Beitrag von Dr. Holger Kaletha »

Von Arturo Benedetti Michelangeli (ABM) gibt es folgende Mitschnitte des Konzerts KV 466

1. mit C. M. Guilini Rom 15.12.1951
2. mit Dimitri Mitropoulos Florenz 17.6.1953
3. mit Karl Münchinger Stuttgart 22.11.1967
4. mit Cord Garben Bremen 1989 (DGG)

In Berührung gekommen bin ich mit ABMs Mozart durch die alten Mitschnitte mit Guilini. Noch heute versetzen mich diese Aufnahmen in Staunen: Das ist wahrlich überirdiisches Klavierspiel, das jede Erdenschwere verloren hat mit einer magischen Ausstrahlung. „Schönheit“ ist ja ein vieldeutiger Begriff. Wenn man von Schönheit bei ABM spricht, dann sollte man wissen, was man meint. ABM ist jedenfalls nicht Karajan – Schönklang um seiner selbst willen, sozusagen als Sauce und Politur der Musik, hat er nie produziert. „Schön“ bei ABM kann man finde ich nur philosophisch verstehen im Sinne von Plotin: gemeint ist eine Klarheit und Reinheit, eine musikalische Lauterkeit, intime Schlichtheit und Klassizität (nicht zu verwechseln mit einem Klassizismus, das wäre nun wieder zu billig!). Joachim Kaiser hat in seinem Nachruf auf ABM wenigstens etwas von dieser metaphysischen Dimension angesprochen: das fast schon übermenschliche Bemühen, nichts musikalisch Wesentliches unter den Tisch fallen zu lassen, Verdeckungseffekte zu vermeiden: schöne Harmonie als die Vereinbarkeit des Unvereinbaren.

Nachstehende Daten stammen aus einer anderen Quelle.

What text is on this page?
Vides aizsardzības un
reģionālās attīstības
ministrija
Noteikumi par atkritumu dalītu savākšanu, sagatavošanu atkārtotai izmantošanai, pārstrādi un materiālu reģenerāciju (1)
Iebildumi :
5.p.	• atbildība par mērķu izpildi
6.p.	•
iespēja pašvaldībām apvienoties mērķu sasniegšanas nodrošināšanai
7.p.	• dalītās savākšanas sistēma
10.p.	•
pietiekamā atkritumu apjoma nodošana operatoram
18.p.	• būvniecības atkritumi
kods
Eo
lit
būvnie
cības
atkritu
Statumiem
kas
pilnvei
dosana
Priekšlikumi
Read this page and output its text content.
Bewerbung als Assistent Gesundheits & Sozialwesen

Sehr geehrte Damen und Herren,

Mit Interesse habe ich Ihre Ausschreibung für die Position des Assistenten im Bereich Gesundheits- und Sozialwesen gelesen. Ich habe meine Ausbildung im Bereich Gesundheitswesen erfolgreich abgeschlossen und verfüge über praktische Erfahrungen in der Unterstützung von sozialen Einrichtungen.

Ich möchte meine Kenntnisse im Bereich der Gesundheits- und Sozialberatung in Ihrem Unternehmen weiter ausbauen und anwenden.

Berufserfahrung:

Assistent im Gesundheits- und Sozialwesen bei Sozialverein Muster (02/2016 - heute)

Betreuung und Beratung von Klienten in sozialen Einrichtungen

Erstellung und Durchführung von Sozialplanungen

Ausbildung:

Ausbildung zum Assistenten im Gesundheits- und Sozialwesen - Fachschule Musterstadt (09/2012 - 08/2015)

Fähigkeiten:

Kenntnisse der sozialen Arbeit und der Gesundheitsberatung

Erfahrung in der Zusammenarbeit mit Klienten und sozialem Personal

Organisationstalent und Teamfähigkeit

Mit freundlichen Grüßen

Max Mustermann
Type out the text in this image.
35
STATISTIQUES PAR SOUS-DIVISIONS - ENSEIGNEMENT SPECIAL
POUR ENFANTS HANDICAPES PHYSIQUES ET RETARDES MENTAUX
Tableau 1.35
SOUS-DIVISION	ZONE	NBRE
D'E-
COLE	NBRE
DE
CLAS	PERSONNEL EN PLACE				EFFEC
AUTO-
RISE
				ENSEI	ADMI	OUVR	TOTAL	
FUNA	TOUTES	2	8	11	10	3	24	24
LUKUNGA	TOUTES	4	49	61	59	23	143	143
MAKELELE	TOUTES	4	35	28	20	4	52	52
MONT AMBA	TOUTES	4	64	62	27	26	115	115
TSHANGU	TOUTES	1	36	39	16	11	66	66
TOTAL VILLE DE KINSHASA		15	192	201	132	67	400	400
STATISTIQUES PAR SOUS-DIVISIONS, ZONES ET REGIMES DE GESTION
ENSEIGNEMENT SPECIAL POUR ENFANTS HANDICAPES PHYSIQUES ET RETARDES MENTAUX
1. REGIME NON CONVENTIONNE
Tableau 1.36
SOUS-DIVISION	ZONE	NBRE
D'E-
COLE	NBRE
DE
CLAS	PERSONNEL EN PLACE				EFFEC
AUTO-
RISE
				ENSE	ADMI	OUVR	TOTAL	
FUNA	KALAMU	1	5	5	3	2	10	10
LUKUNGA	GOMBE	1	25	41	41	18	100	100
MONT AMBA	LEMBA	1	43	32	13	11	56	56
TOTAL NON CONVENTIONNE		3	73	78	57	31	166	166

Natürlich ist dieser Mozart nicht „historisch“ – genauso wenig übrigens, wie die ebenso uneingeschränkt bewundernswerten Aufnahmen von Clara Haskil. Aber auch das wäre zu vordergründig – hier hilft Nietzsches philosophische Abhandlung über "Nutzen und Nachteil der Historie für das Leben". Nietzsche unterscheidet dort antiquarische, monumentalische und kritische Historie. Antiquarisch wäre, wenn die Interpretation sich darum bemühte, den Zeitgeist des 18. Jahrhunderts zu treffen in einer Mischung aus Empfindsamkeit und Rationalismus. Für diesen Versuch steht für mich etwa Alfred Brendels – sehr hörenswerte (!) – Aufnahme bei VOX aus den 60igern mit dem Orch. der Wiener Volksoper unter Wilfried Boetcher. Das ist Mozart empfindsam – als naives Naturkind sozusagen. ABMs Mozart dagegen hat alle sensualistische Naivität verloren, seinen Umgang mit der Historie würde ich mit Nietzsche als monumentalisch bezeichnen. Das Monumentalische nach Nietzsche ist das Große, Einzigartige, Idealische und deshalb Wiederholbare in der Geschichte. Mozart ist für ABM in diesem Sinne die Verwirklichung eines „überzeitlichen“ Klassizitätsideals. Die reinste Verkörperung dieses Ansatzes ist bei ABM die Aufnahme mit Münchinger von 1967, welche diese metaphysische Leichtigkeit mit einer luziden – durchaus nüchternen – Klarheit verbindet.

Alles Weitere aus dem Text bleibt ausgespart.